From the HART substack:
https://hartuk.substack.com/p/drag-queen-story-hour?utm_source=%2Fsearch%2Fdrag&utm_medium=reader2
Worth reading in full:
"The following article was written by Val Fraser, Education Adviser. As Steve Jobs once said “the most powerful person in the world is the storyteller. The storyteller sets the vision, values, and agenda of an entire generation that is to come.” Drag shows used to fall squarely under the category of sexual fetish. Now it seems to be en vogue to expose children in primary school to such concepts. There is an instinctive feeling for many that the innocence of childhood should be fiercely protected by the adults in the room. Val explores this controversial topic using the full breadth of her experience gained from working in an educational setting for over four decades."

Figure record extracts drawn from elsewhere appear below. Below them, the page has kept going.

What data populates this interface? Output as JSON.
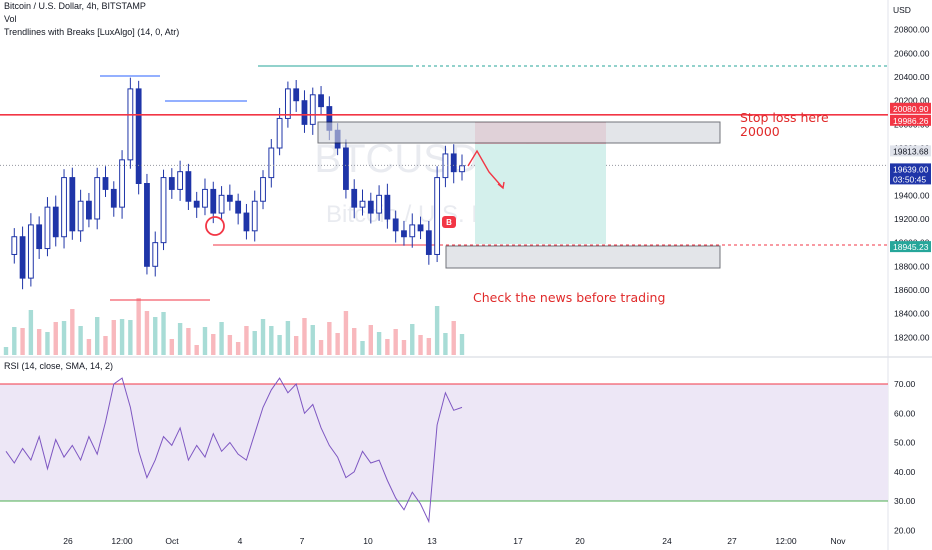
{
  "header": {
    "title": "Bitcoin / U.S. Dollar, 4h, BITSTAMP",
    "vol_label": "Vol",
    "indicator_label": "Trendlines with Breaks [LuxAlgo] (14, 0, Atr)"
  },
  "watermark": {
    "symbol": "BTCUSD, 4h",
    "name": "Bitcoin / U.S. Dollar"
  },
  "annotations": {
    "stop_loss_line1": "Stop loss here",
    "stop_loss_line2": "20000",
    "news_note": "Check the news before trading"
  },
  "rsi_header": "RSI (14, close, SMA, 14, 2)",
  "colors": {
    "up": "#26a69a",
    "down": "#1f3a9e",
    "candle": "#1f35a8",
    "red_line": "#f23645",
    "rsi_line": "#7e57c2",
    "rsi_band": "#ede7f6",
    "trend_line": "#2962ff",
    "annotation": "#e02a2a"
  },
  "chart_data": [
    {
      "type": "line",
      "title": "Bitcoin / U.S. Dollar, 4h, BITSTAMP",
      "currency": "USD",
      "ylim": [
        18050,
        20950
      ],
      "y_ticks": [
        18200,
        18400,
        18600,
        18800,
        19000,
        19200,
        19400,
        19600,
        19800,
        20000,
        20200,
        20400,
        20600,
        20800
      ],
      "x_ticks": [
        "26",
        "12:00",
        "Oct",
        "4",
        "7",
        "10",
        "13",
        "17",
        "20",
        "24",
        "27",
        "12:00",
        "Nov"
      ],
      "series": [
        {
          "name": "close",
          "values": [
            18900,
            19050,
            18700,
            19150,
            18950,
            19300,
            19050,
            19550,
            19100,
            19350,
            19200,
            19550,
            19450,
            19300,
            19700,
            20300,
            19500,
            18800,
            19000,
            19550,
            19450,
            19600,
            19350,
            19300,
            19450,
            19250,
            19400,
            19350,
            19250,
            19100,
            19350,
            19550,
            19800,
            20050,
            20300,
            20200,
            20000,
            20250,
            20150,
            19950,
            19800,
            19450,
            19300,
            19350,
            19250,
            19400,
            19200,
            19100,
            19050,
            19150,
            19100,
            18900,
            19550,
            19750,
            19600,
            19650
          ]
        }
      ],
      "price_labels": [
        "20080.90",
        "19986.26",
        "19813.68",
        "19639.00",
        "03:50:45",
        "18945.23"
      ],
      "stop_loss_level": 20080.9,
      "entry_level": 19813.68,
      "target_level": 18945.23
    },
    {
      "type": "line",
      "title": "RSI (14, close, SMA, 14, 2)",
      "ylim": [
        20,
        75
      ],
      "y_ticks": [
        20.0,
        30.0,
        40.0,
        50.0,
        60.0,
        70.0
      ],
      "y_tick_labels": [
        "20.00",
        "30.00",
        "40.00",
        "50.00",
        "60.00",
        "70.00"
      ],
      "upper_band": 70,
      "lower_band": 30,
      "series": [
        {
          "name": "RSI",
          "values": [
            47,
            43,
            48,
            44,
            52,
            41,
            51,
            45,
            49,
            44,
            52,
            46,
            57,
            70,
            72,
            62,
            47,
            38,
            44,
            52,
            49,
            55,
            44,
            49,
            45,
            53,
            47,
            50,
            46,
            44,
            53,
            62,
            68,
            72,
            67,
            70,
            60,
            63,
            55,
            49,
            45,
            38,
            40,
            47,
            43,
            44,
            37,
            31,
            27,
            33,
            29,
            23,
            56,
            67,
            61,
            62
          ]
        }
      ]
    }
  ]
}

A few of the points raised in the article include the fact that drag has always stereotyped women and relies on recognition of that to understand and appreciate it as entertainment, which is something children are not developmentally capable of doing. ("The reason Drag works on adults is that we have enough world knowledge to know that this Drag Queen is not a real woman, and nor are they pretending to be. That’s what we find entertaining as adults. We ‘get’ the inversion."....."Drag is an incomplete truth of what a woman is and like any stereotype “robs people of their dignity,” (Chimamanda Ngozi Adiche).
The author makes the point that the very opposite of childhood empathy and enquiry are likely to result since children are rendered confused and frightened by a parody they cannot understand and that this, in turn, is likely to hamper their language and literacy development.
But then again perhaps this is all part of the Cult plan since illiteracy and mental/emotional chaos and turmoil render people so much easier to control?